How did the sleeve go?

My ST sleeves are generally around 3-1/2" or longer with the point. I haven’t ever tried a sleeve over stainless though. I have done lugs and crowns in stainless and it’s VERY easy to overheat. It goes from not quite hot enough to ‘damn, now I have to start over’ in the blink of an eye.

If I remember correctly, Steve Garro only flows filler about an inch into the sleeve, not all the way through.

Post up pics! Good luck!

anyone experience in brazing a sleeve with nickel silver?
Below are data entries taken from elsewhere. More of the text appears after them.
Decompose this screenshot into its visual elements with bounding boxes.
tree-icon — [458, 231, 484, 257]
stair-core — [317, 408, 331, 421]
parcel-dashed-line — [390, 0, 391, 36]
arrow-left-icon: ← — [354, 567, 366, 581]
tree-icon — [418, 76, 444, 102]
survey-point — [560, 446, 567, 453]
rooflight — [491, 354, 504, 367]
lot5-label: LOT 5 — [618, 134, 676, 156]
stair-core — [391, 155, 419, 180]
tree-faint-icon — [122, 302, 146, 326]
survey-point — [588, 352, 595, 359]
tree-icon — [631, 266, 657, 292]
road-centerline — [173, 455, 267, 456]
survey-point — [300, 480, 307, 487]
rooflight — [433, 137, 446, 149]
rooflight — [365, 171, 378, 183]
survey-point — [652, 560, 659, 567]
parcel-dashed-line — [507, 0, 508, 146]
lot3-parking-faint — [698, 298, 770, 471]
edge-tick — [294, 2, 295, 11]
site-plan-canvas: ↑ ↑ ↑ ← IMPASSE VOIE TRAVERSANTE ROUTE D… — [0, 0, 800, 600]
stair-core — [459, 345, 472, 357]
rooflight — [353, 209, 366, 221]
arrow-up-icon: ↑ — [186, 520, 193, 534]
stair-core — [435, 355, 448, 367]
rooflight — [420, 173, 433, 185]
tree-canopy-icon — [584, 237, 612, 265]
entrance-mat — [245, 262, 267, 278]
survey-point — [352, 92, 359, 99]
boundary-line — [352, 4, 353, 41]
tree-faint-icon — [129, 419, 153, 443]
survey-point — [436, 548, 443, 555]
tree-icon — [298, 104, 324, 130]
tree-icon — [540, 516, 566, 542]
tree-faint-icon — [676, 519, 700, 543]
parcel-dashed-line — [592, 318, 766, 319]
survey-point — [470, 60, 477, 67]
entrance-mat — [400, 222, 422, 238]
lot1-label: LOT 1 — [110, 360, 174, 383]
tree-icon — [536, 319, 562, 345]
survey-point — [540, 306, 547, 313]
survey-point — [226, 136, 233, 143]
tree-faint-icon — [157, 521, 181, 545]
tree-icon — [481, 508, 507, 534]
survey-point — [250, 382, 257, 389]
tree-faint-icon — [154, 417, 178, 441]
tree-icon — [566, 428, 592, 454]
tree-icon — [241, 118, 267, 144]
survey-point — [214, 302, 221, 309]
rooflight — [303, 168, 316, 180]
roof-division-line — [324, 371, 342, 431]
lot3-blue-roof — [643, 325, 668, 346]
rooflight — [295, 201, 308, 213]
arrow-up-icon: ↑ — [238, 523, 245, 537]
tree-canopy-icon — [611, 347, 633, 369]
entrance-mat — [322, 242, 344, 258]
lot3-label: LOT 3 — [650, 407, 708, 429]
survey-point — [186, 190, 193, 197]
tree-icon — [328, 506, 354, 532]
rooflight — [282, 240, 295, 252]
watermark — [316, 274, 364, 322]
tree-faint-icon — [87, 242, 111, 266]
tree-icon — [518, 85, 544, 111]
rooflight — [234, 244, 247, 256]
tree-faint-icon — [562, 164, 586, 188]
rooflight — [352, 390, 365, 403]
I tried once with lugs - because I misunderstood. :rofl:

My technique at the time was not great, I received advice to use Nickel Silver flux and so, I assumed I should also use Nickel Silver. It was my first attempt at lugs and it went horribly wrong. I went back for more advice and figured it out but haven’t tried sleeves with nickel since.

I always use 56% and flow it all the way through the sleeve. My understanding is that really you just need to get the filler to go about an inch down into the sleeve from each end if you’re using a standard 0.6mm ST wall at the top and then adding a say a 1.5mm walled sleeve. That seems like it would be possible with Nickel Silver. I would question why but, I’m sure you have reasons.

The extra strength of nickel would be wasted on this type of joint. Brass or 56 is much easier to work with and very strong in lap joint. 56 is also a lot more expensive so there’s that.